The effects of congeners of BE 2254 (2-[beta-(4'-hydroxyphenyl)-ethyl-aminomethyl]-tetralone), an alpha 1-adrenoceptor antagonist, were compared in functional and binding experiments. In detail, we studied the effects of the compounds on the electrically evoked 3H overflow (alpha 2-adrenoceptor-mediated) and on the evoked contractions (alpha 1-adrenoceptor-mediated) of strips from rabbit pulmonary artery preincubated with [3H]noradrenaline as well as their effects on [3H]yohimbine binding to human platelet membranes (alpha 2-adrenoceptors) and [3H]prazosin binding to rat liver plasma membranes (alpha 1-adrenoceptors).
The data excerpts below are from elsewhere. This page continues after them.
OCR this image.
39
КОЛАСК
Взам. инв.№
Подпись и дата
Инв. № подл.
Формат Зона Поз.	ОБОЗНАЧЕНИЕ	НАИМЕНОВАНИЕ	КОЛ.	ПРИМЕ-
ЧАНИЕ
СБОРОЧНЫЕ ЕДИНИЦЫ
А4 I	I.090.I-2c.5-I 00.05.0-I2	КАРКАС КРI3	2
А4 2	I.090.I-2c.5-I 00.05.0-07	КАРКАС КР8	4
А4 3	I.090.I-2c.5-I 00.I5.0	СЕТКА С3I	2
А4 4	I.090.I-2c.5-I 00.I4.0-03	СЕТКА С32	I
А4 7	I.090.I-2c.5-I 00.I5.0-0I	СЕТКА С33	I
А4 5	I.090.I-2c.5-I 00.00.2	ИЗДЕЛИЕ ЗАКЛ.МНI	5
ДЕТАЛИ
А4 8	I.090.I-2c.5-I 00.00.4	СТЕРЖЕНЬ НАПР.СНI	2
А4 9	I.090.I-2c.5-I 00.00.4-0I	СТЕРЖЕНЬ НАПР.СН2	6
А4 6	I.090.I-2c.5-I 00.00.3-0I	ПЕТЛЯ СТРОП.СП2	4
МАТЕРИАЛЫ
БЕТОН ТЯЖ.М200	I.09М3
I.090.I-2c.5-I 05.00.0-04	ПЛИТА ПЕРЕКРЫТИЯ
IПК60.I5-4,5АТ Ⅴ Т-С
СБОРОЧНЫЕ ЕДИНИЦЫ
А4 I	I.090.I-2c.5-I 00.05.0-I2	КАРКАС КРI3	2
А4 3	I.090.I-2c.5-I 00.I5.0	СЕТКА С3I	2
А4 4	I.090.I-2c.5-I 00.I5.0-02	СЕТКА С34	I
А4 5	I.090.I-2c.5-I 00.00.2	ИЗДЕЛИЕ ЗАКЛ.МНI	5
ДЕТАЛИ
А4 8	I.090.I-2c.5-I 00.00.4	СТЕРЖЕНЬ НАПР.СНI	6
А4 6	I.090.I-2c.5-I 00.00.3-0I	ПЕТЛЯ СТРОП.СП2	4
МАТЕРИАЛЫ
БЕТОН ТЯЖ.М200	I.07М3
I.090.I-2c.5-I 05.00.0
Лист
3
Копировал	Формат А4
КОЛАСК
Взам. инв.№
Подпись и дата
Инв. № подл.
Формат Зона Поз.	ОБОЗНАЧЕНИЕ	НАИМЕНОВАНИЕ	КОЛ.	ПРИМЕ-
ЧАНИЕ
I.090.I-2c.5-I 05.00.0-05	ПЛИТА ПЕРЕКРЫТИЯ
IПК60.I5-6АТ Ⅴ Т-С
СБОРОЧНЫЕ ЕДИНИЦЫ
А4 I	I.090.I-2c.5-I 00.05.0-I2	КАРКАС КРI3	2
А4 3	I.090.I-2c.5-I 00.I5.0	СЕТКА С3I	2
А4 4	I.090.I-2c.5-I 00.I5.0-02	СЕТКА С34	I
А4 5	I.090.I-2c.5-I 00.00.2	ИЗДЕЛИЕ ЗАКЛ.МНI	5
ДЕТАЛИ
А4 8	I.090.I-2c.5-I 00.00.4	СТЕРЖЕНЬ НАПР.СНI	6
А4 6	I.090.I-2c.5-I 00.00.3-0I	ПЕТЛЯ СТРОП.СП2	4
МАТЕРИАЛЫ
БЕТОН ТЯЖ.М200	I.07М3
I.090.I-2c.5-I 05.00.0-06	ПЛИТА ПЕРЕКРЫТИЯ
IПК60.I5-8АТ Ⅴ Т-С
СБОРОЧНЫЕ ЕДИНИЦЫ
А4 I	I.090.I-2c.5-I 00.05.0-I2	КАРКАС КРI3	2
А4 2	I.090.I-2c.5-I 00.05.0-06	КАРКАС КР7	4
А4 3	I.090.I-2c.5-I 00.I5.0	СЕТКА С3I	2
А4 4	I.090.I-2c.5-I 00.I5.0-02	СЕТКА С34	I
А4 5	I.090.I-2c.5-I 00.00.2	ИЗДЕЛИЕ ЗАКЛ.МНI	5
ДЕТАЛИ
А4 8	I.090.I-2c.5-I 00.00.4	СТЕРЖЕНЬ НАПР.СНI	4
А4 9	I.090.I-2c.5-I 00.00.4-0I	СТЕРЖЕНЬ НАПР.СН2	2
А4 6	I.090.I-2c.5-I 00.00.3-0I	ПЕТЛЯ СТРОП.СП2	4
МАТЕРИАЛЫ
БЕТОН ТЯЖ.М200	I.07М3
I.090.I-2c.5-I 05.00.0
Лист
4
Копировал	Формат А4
The potencies of the drugs at the presynaptic alpha 2-adrenoceptors of the rabbit pulmonary artery and their affinities for [3H]yohimbine binding sites of human platelets were closely correlated. The same held true for their potencies at the postsynaptic alpha 1-adrenoceptors of the rabbit pulmonary artery and their affinities for [3H]prazosin binding sites of rat hepatic membranes. Compared with the parent compound, the monohalogenated derivatives of BE 2254 (i.e., the 3'-I, 3'-Br, and 3'-Cl analogues) exhibited an even higher affinity (equal to that of prazosin) and a higher selectivity for alpha 1-adrenoceptors (inferior to that of prazosin, but similar to that of corynanthine).